Sim. Os efeitos colaterais mais comuns da diálise são relacionados a problemas com a remoção dos fluidos. Alguns pacientes podem experimentar quedas de pressão arterial ao fazer uma diálise. Outros pacientes reclamam que se sentem abatidos, fatigados ou excessivamente cansados depois do tratamento. Esses efeitos colaterais tendem a ser menos comum na diálise peritonial. Outros efeitos colaterais possíveis se devem a problemas como o de se conseguir acessar o fluxo sanguíneo do paciente. Os acessos da diálise podem se tornar infectados ou coagulados.
Quais são seus conselhos para os pacientes que fazem diálises?

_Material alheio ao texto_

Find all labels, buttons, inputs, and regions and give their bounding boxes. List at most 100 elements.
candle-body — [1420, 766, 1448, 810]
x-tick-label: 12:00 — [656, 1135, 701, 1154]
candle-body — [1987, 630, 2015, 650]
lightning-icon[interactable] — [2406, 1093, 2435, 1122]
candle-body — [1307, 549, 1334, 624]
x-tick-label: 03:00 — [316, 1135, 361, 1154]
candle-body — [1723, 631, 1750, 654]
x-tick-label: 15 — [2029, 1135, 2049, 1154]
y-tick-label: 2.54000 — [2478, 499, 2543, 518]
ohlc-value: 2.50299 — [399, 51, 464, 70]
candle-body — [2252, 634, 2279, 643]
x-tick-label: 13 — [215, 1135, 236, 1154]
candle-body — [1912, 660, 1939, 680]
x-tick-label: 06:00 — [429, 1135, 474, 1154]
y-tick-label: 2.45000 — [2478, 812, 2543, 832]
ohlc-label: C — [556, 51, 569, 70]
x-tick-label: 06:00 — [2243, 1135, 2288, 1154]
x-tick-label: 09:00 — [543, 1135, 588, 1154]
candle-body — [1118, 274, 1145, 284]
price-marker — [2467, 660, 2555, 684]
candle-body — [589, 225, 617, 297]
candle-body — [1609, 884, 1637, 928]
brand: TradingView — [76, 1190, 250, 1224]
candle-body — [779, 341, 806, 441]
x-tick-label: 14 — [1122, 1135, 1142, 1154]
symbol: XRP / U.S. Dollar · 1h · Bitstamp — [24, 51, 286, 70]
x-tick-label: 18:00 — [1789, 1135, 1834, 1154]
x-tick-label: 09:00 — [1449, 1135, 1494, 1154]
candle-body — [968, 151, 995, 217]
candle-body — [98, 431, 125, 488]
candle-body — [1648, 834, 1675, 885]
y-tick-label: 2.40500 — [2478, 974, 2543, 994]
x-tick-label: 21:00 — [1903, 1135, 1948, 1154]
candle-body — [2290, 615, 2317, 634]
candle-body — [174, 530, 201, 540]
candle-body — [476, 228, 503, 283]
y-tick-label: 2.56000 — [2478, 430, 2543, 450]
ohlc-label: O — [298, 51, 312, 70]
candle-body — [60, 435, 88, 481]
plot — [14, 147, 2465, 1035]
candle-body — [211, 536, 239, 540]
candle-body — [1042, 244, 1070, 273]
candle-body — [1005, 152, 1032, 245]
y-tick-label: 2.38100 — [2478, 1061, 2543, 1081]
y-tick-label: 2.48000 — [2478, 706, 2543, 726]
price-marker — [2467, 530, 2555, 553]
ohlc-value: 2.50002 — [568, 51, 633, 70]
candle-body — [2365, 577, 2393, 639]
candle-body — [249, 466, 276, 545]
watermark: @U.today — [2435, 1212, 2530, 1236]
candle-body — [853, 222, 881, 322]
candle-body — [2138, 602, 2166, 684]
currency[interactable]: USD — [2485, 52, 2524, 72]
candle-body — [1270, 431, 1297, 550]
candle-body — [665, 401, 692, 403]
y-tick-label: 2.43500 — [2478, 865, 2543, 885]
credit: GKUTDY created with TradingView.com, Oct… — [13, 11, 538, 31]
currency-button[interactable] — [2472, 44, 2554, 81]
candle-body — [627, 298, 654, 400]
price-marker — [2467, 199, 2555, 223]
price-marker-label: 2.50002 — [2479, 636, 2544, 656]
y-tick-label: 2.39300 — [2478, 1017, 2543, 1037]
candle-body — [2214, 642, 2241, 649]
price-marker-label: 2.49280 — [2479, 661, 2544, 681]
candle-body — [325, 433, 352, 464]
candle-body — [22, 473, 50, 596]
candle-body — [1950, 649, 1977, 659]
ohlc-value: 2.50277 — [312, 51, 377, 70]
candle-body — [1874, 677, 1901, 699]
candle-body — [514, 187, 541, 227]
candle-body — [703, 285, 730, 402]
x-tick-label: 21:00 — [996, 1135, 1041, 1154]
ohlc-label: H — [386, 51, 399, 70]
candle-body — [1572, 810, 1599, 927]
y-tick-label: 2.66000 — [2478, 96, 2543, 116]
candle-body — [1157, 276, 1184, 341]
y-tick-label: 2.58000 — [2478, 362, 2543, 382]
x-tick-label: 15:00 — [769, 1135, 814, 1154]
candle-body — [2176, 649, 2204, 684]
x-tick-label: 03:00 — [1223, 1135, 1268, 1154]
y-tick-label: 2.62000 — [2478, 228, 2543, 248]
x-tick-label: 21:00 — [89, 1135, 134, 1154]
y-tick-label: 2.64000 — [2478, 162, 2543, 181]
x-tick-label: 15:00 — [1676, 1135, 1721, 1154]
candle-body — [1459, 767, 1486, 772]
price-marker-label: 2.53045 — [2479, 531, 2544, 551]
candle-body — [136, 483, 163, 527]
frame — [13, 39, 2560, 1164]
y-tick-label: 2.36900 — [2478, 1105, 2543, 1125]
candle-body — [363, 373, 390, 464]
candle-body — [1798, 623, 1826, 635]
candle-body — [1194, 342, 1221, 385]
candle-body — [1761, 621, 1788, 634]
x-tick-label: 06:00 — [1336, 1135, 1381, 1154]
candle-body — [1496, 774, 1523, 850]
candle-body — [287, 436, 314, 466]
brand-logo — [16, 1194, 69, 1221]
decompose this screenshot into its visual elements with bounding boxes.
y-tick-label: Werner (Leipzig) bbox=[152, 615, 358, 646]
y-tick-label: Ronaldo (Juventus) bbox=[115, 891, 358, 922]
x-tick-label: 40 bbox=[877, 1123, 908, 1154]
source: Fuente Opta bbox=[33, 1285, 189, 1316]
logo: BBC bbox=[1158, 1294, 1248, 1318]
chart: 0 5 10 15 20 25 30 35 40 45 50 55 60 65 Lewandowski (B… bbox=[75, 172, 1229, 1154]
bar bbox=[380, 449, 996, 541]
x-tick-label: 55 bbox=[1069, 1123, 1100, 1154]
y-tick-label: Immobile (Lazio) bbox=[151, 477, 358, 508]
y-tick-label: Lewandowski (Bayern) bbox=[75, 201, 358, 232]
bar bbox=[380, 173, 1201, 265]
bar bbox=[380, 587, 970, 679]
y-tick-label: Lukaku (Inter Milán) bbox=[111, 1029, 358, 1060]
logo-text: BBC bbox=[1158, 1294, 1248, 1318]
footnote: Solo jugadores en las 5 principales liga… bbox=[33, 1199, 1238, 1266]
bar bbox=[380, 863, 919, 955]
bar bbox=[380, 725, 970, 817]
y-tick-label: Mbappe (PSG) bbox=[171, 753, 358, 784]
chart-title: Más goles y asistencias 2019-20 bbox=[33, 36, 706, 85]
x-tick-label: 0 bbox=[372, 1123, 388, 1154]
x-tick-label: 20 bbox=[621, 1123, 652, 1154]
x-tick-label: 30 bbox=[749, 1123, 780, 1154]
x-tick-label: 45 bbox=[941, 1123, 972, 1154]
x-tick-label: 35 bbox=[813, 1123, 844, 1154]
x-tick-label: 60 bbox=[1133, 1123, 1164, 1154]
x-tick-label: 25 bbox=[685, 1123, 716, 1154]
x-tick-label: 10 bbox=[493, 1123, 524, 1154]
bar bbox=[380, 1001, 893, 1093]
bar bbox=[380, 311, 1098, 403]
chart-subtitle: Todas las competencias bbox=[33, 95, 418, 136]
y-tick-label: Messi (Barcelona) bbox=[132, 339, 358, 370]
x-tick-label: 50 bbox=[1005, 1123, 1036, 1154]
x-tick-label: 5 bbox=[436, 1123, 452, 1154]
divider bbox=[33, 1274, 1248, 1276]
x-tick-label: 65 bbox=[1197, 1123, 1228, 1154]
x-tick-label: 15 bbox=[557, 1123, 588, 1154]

Eu aconselharia a cada paciente de doença renal a discutir as opções de diálise com um nefrologista antes de realmente precisar da diálise. Essa discussão deveria se dar em um período de, pelo menos, nove a 12 meses antes de a diálise se tornar necessária. Os pacientes precisam decidir se querem fazer hemodiálise ou diálise peritonial ou, ainda, se um transplante pode ser a melhor opção para eles. Se a hemodiálise for escolhida, eu recomendaria muito a realização de uma fístula para acesso à diálise. Uma fístula precisa ser criada por um cirurgião vascular, que irá conectar, cirurgicamente, uma artéria a uma veia no braço do paciente, para criar um vaso de alto fluxo. A fístula é a forma mais confiável e sem problemas de criar um acesso para a hemodiálise.
Uma vez iniciada a diálise é muito importante que o paciente aceite restrições alimentares e à ingestão de líquidos. A maioria dos problemas com remoção de líquidos é causada pelo fato de o paciente comer muito sal e beber muito líquido. Eu recomendaria aos pacientes de diálise trabalhar de perto com nutricionista especializado, porque ele pode otimizar a dieta e ajudá-los a se manter o mais saudável possível.